NEW YORK (Reuters) - The newest Federal Reserve policymaker dismissed concerns that his call for radical action to rein in “too big to fail” banks was a partisan move, and instead said on Wednesday it highlighted the U.S. central bank’s independence from politics.
Minneapolis Fed President Neel Kashkari, a Republican and former Treasury official under the Bush and Obama administrations, said on Tuesday existing rules to protect taxpayers and the economy from a bank failure fall short, and he urged Congress to consider breaking up massive banks.
The call for action seven years after the worst of the financial crisis touched a nerve among bankers and on the combative presidential election campaign, where both Democrats and Republicans have hammered Wall Street greed and criticized regulations as having fallen short.
“I don’t see this as a partisan issue,” Kashkari said in an interview on Wednesday in which his views on monetary policy were far more muted.
“I do think there are people on both sides of the aisle who care about this issue and think we should take stronger action,” he told Reuters. “It wasn’t a political statement. It was a statement about economic risks.”
Kashkari, a candidate for California governor in 2014 who last month began the Minneapolis job, acknowledged he had not consulted broadly with lawmakers or with his colleagues at the Fed, arguing it was appropriate to go public with his views before getting feedback, to which he “looked forward.”
That may be an awkward encounter.
Chair Janet Yellen and others at the central bank have backed the so-called Dodd-Frank reform legislation, adopted in 2010, as having gone a long way to protect the economy from another financial crisis requiring a public bailout.
Bernie Sanders, a Democratic senator and presidential candidate who has tapped into anger toward Wall Street, said on Tuesday he was “delighted” with Kashkari’s stance. Asked about this on Wednesday, Kashkari said: “I’ve never met Senator Sanders and I don’t know him and I’ve never spoken to him. This is not about politics.”
Besides Wall Street, the Fed itself has been criticized by Sanders and others running for president for its perceived policy secrecy and too-cozy relationship with banks.
“If we can demonstrate to the American people that there is a diversity of views within the (Fed) and people are outspoken, what better way to demonstrate that we are not political or beholden to the (White House) or any political party,” Kashkari said. “I think this shows more independence.”

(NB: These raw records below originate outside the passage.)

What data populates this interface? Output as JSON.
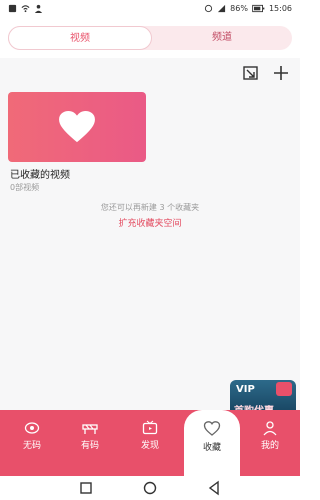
{
  "status_bar": {
    "left_icons": [
      "sim-icon",
      "wifi-icon",
      "person-icon"
    ],
    "battery": "86%",
    "time": "15:06"
  },
  "tabs": [
    {
      "label": "视频",
      "active": true
    },
    {
      "label": "频道",
      "active": false
    }
  ],
  "actions": {
    "import_icon": "import-icon",
    "add_icon": "plus-icon"
  },
  "favorites_card": {
    "title": "已收藏的视频",
    "count": "0部视频"
  },
  "hint": "您还可以再新建 3 个收藏夹",
  "expand_link": "扩充收藏夹空间",
  "vip": {
    "top": "VIP",
    "bottom": "首购优惠"
  },
  "bottom_nav": [
    {
      "label": "无码",
      "icon": "eye-icon"
    },
    {
      "label": "有码",
      "icon": "barrier-icon"
    },
    {
      "label": "发现",
      "icon": "tv-icon"
    },
    {
      "label": "收藏",
      "icon": "heart-icon",
      "active": true
    },
    {
      "label": "我的",
      "icon": "user-icon"
    }
  ],
  "colors": {
    "accent": "#e8506a",
    "accent_light": "#fbe9ec",
    "card_gradient_start": "#f06a78",
    "card_gradient_end": "#ea5a86"
  }
}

Kashkari was a Goldman Sachs banker before he managed part of the banking and auto bailouts for Treasury during the 2007-2009 crisis. His varied past and populist turns of phrase drew strong reaction to what he told Reuters was his “signature issue early on” in his Fed tenure.
A banking trade group, the Financial Services Forum, said the Fed’s own stress tests show the largest banks can now survive a “far worse” crisis than the last, and warned that breaking them up would benefit foreign competitors.
“I think that they are surprised and I expect them to push back pretty hard,” Kashkari said of bankers.
Kashkari publicly raised concerns about bank vulnerabilities as far back as 2011. But he said it was only since November, when he was named to the Minneapolis Fed job, that he huddled with its internal experts including policy advisor and author Ron Feldman and decided to propose possibly breaking up the banks.
The Minneapolis Fed directors who selected him for the job last year were not aware he would champion the issue, “and neither was I,” he said.
Kashkari was less specific on the question of interest rates, saying markets should focus less on the views of individual Fed officials and more on the central bank’s policy-making committee.
He backed the committee’s expectation of “gradual” rate hikes and 2 percent inflation over “the medium term,” adding he was concerned about low inflation in most major economies.
“I’m not shy about expressing my opinions,” he said. “But I also think that having chatter for the sake of having chatter is not necessarily a good thing.”